Although yesterday was my 365th blip entry, my intention of course was to post a photo for each day of the year, and today I feel pretty good about following through on my goal.

My hike today was chock full of experiences, with photos to match, but I'll show a little discipline and just share a few. The view on top of Penobscot today was just too much for the panorama feature on my phone, especially because of the range of light from the ocean to the mainland. My composite image is a bit sloppy, but I think it conveys the effect, especially in large. It was an absurdly joyful feeling coming over the mountain today. 

Rather than go on about the frozen mountain pond, the porcupine, a chance encounter with an old acquaintance, an impressive oak, or the various sounds of winter, I'm going to use the space to reflect on the completion of this 365 day project.

I began the year intending to add a little discipline to my routine and make a of record some places and experiences that felt significant and important to me.
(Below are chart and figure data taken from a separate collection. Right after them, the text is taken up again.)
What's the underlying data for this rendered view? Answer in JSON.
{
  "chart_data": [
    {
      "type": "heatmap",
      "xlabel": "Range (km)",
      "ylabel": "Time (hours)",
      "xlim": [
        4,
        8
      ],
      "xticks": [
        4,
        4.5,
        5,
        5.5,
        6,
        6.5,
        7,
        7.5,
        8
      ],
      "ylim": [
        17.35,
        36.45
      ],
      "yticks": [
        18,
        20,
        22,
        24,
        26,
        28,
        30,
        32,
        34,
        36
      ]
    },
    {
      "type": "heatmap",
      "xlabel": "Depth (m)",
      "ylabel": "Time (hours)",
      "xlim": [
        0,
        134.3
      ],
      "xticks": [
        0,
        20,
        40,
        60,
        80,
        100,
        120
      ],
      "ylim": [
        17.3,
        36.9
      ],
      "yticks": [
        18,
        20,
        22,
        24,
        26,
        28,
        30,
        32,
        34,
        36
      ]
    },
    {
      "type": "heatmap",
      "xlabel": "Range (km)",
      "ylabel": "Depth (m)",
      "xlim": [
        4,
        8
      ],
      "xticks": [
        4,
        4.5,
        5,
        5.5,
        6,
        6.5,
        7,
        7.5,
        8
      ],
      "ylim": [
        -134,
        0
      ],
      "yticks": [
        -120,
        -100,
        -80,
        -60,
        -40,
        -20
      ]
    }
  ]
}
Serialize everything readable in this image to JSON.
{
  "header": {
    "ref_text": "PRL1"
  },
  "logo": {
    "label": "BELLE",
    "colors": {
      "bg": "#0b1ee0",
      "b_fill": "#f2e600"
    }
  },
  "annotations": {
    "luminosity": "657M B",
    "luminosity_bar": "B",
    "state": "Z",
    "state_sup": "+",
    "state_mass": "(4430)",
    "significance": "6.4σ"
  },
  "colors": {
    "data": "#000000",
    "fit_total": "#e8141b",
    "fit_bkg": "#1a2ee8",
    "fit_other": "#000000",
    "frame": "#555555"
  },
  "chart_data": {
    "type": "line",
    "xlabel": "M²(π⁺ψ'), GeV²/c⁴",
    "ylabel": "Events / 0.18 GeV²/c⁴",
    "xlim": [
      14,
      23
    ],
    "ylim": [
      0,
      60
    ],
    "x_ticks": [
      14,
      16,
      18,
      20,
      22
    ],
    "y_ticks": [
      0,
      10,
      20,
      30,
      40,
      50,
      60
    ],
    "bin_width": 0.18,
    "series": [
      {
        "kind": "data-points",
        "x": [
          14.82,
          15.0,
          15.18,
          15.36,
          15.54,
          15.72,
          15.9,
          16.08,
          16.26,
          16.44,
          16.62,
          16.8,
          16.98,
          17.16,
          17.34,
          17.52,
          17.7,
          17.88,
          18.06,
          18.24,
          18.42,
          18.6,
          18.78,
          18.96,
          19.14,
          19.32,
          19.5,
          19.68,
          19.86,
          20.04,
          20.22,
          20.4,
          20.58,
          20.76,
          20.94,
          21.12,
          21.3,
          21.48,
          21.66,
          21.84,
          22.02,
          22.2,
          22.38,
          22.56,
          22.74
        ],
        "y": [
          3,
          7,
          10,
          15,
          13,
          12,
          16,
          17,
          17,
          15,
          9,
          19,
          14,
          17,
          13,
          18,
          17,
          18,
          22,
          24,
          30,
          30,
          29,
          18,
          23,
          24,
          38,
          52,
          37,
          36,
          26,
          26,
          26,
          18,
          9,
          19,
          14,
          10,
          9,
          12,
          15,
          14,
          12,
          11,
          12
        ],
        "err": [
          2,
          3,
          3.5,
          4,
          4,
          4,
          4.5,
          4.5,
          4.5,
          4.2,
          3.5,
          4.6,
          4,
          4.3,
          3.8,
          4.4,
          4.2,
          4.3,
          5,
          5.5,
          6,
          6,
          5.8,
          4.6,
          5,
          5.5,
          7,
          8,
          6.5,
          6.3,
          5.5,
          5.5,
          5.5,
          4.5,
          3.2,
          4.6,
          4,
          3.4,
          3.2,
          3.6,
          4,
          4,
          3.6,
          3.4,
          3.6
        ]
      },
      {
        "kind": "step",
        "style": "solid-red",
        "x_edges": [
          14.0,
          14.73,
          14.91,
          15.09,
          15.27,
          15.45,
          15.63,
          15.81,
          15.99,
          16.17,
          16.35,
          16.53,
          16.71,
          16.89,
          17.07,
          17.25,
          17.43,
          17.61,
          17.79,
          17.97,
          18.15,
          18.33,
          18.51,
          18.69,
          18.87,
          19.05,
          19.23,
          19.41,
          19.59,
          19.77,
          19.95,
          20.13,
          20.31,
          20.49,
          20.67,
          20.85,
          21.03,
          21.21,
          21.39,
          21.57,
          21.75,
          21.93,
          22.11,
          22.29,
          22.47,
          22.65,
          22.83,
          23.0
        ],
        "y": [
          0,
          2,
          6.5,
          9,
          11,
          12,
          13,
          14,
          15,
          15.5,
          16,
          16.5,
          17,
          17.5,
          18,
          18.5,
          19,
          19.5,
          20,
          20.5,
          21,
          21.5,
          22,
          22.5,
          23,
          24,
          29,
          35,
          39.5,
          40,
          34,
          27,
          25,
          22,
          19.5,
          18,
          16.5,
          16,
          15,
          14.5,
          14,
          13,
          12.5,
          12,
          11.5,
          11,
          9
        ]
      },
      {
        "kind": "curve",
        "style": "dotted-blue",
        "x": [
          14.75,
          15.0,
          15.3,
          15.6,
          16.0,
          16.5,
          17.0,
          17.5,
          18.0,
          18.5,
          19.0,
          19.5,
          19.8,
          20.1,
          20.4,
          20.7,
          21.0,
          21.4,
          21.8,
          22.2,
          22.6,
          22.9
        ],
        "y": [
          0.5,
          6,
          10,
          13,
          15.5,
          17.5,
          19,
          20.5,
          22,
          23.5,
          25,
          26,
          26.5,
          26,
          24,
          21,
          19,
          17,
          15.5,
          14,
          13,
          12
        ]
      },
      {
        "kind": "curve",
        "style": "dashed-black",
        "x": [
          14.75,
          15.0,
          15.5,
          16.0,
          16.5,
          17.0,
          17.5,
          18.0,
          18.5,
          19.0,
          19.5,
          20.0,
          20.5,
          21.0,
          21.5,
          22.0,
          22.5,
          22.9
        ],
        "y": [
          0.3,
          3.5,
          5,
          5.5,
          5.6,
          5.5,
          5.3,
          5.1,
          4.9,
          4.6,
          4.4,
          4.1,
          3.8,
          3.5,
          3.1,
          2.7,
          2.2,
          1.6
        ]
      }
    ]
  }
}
By this metric the project has been a gratifying success.

At some point I realized the journal could become the focal point for collecting a few poems I enjoyed, and the words and images started feeding off each other. Generally, though not always, they expressed a sentiment I was thinking or feeling around that time. Perhaps they eventually became a surrogate of sorts for my own personal expression, which is something I want to work on if I continue for another year.

Editing the photos became more of a creative outlet than I was expecting, and started to change the way I captured the images in the first place. Add in the poetry, and I think it’s fair to say this project got into my head and effected how I see the world around me. 

I was also surprised at how compelling it is to peer into other people’s lives through their journals. Rather than simply being voyeuristic, I think it has broadened my horizons and strengthened my empathy. It is humbling how good some people are about sharing support and kind comments. I’d like to think I don’t communicate more because I’m busy and tired, but perhaps I am simply too self absorbed.

It’s curious how looking back at the entire journal collapses the year, giving the sense I was rushing pell mell through the seasons, when I know the actual lived experience felt more dragged out. I can’t imagine keeping this up for five or ten years, but I think I’d like to try at least one more for sure.

Thanks to everyone who has spent any time looking over these entries.